Russian footballers are the cleanest in the world – team doctor Bezuglov
Russia’s national football team doctor, Eduard Bezuglov, says Russian players are the “cleanest in the world” due to rigorous drug-testing measures implemented by the country’s football association.

Russian internationals have previously been the subject of doping speculation. In 2017, FIFA launched an investigation into allegations of drug cheating by Russian players at the 2014 Brazil World Cup.

However, last summer, FIFA boss Gianni Infantino confirmed that each doping test from the 23 Russian players taking part in the tournament had come back negative. Infantino was keen to stress that the players were tested “by people in [FIFA’s] laboratory in Lausanne.”

Team Russia doctor Bezuglov says that unprecedented testing techniques from the Russian Football Union (RFU) and the Russian Anti-Doping Agency (RUSADA) make Russian players less likely than any others worldwide to be found guilty of doping.

These measures include "mandatory online courses" and publishing medical guidelines for teams in each of the country’s football leagues.

"There is no such thing anywhere else in the world," Bezuglov told RIA Novosti. "In other words, I do not know of any other sport that does not have a problem with banned drugs. But Russian football does not have this problem."

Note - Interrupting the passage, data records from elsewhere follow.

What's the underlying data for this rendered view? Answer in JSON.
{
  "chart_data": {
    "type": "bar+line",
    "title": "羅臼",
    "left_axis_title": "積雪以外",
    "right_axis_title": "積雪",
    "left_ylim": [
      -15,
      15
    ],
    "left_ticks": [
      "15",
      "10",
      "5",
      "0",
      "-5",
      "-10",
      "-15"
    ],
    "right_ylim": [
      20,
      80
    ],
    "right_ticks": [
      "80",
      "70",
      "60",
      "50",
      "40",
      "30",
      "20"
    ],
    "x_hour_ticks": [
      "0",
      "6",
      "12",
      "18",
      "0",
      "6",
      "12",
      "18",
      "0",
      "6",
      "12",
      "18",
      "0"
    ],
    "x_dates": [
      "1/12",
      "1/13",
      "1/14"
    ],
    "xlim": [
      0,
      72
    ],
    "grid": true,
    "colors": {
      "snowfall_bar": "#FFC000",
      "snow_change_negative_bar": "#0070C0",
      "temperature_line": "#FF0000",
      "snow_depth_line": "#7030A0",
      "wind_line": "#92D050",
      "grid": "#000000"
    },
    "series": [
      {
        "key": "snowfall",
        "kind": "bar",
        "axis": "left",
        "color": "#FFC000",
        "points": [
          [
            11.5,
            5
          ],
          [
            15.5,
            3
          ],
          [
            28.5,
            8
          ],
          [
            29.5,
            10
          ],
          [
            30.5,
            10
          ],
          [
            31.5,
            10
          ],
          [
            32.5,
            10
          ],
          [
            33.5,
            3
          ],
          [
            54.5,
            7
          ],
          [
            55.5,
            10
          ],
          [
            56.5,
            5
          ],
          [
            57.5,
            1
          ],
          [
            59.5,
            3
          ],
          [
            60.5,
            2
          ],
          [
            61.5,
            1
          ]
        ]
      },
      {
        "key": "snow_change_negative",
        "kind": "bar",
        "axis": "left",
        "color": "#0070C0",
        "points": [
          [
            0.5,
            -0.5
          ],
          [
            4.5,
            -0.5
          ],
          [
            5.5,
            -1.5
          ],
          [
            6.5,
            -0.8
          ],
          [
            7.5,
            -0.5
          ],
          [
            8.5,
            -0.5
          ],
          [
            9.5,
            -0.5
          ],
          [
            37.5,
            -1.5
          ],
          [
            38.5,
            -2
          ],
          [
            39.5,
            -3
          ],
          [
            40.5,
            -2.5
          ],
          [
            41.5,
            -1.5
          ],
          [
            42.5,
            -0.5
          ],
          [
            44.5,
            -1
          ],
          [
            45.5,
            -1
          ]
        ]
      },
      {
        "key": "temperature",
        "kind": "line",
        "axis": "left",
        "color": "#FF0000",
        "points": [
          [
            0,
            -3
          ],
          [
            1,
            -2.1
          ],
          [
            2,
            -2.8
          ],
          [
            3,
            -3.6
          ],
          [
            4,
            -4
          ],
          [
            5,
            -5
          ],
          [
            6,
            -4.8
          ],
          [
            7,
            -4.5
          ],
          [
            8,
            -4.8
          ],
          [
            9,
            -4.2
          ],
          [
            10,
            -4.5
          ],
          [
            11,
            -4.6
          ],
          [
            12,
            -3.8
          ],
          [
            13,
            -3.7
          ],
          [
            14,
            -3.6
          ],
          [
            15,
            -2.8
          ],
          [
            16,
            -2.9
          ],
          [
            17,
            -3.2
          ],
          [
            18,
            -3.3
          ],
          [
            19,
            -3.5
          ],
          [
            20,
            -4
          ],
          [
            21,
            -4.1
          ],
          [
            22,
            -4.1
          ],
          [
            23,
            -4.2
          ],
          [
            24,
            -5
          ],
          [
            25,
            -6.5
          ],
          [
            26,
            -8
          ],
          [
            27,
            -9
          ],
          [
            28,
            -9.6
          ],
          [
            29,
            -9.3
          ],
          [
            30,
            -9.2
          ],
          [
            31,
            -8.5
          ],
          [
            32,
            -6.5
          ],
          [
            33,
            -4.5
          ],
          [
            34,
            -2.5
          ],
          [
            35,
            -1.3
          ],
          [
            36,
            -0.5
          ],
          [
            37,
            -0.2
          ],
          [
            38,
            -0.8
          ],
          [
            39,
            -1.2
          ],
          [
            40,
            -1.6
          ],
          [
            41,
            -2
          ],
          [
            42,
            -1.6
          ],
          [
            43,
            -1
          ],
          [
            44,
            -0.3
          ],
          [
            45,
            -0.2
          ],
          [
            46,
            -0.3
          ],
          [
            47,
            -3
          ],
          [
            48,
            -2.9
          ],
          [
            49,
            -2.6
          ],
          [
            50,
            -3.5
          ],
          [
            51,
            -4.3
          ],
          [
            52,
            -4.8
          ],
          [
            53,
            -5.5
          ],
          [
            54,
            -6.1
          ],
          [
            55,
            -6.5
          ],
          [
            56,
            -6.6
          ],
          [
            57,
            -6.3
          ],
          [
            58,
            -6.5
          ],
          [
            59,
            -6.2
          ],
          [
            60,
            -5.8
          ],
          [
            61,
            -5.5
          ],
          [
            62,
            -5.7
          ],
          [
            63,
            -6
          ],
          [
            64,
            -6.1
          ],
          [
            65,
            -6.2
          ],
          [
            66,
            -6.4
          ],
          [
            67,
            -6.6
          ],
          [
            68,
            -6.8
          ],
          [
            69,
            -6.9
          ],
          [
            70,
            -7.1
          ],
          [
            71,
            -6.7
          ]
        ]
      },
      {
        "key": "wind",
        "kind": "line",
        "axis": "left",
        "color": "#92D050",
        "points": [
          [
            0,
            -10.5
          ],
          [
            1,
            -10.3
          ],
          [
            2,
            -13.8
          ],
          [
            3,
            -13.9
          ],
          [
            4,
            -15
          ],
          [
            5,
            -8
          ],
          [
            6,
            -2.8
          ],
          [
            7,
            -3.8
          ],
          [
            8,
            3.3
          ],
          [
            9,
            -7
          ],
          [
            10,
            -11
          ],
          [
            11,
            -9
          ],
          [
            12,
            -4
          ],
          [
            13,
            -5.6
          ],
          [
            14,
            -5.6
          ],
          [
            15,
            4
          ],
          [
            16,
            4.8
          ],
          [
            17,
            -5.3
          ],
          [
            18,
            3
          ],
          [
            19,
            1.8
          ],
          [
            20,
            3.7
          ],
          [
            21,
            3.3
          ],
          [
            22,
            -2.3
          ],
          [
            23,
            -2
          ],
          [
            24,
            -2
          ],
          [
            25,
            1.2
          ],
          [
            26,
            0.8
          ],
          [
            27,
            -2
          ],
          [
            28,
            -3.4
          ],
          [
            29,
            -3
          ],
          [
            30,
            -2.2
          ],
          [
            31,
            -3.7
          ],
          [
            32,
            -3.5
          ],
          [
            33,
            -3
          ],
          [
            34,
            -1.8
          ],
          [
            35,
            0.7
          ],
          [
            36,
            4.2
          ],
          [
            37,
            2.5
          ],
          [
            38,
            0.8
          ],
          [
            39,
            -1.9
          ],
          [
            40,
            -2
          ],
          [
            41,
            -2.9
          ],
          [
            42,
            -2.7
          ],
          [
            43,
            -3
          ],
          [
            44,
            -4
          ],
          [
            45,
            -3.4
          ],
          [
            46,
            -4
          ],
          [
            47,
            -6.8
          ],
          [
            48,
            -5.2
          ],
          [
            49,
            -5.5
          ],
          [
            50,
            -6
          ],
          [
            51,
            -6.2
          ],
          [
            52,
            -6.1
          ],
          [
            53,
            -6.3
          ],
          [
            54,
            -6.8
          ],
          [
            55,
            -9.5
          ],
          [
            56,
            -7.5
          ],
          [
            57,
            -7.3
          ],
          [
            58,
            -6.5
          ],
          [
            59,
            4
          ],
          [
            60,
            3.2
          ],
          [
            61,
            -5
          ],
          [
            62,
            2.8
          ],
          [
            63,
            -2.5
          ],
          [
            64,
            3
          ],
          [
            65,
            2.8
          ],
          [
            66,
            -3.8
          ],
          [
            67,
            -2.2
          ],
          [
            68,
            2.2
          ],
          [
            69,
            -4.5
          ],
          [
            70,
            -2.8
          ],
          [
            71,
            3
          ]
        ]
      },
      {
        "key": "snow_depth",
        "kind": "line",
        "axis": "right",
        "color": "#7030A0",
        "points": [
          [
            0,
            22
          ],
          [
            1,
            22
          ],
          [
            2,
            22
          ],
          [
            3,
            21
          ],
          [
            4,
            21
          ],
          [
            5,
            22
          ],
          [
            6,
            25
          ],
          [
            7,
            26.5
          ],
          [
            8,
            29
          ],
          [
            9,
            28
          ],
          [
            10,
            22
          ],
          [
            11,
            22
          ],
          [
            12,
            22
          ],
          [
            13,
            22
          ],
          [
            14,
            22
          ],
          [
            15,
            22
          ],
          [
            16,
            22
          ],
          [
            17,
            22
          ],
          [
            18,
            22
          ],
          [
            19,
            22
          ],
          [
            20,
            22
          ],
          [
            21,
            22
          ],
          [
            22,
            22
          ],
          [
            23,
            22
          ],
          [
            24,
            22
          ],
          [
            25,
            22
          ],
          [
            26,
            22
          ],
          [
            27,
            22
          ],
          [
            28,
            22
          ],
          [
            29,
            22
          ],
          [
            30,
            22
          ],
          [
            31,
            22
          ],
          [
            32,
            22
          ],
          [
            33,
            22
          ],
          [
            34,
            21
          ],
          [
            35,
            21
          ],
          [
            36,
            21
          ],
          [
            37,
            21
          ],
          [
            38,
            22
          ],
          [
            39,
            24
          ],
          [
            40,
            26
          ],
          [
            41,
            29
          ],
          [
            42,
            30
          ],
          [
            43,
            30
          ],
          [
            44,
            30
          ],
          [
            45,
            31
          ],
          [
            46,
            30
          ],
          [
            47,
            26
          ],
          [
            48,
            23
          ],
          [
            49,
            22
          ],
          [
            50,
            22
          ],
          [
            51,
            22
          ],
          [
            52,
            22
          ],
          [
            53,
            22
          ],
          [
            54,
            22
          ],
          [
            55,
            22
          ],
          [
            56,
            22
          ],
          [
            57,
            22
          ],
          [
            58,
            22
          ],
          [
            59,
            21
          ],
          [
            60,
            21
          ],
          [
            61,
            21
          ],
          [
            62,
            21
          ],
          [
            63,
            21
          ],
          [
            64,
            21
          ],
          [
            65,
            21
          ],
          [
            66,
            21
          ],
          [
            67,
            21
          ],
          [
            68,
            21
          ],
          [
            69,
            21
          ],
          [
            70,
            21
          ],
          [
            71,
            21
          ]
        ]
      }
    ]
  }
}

Russian track and field athletes suffered a blanket ban at the 2016 Rio Olympic Games amid allegations of state-sponsored doping. In February 2018, the International Olympic Committee (IOC) upheld a ban on the Russian Olympic Committee (ROC), which prevented Russian national symbols from being displayed at the PyeongChang Winter Games, including the country’s anthem.

Bezuglov is sure there will be no repeat at this summer’s World Cup. The doctor claims there has not been a single positive drug test from over 1,500 Russian-player samples taken since the World Anti-Doping Agency (WADA) suspended RUSADA’s license in November 2015.

"In this entire time, there has not been a single positive test. I think that a lot of the credit for this should go to [RFU president] Vitaly Mutko, no matter what people may think of him now," Bezuglov said.

"He constantly told us: ‘Have meetings, explain things, educate and scare them, do whatever you want, but make sure there is no doping in football.’ The beautiful game is not among the sports closely associated with doping and past Russian problems should have no impact on the World Cup.”

Russia take on five-time world champions Brazil in a friendly match this Friday at Luzhniki Stadium in Moscow, before meeting France in St. Petersburg on March 27. The games serve as preparation for the World Cup, which takes place from June 14 to July 15 in 12 stadiums across 11 Russian host cities.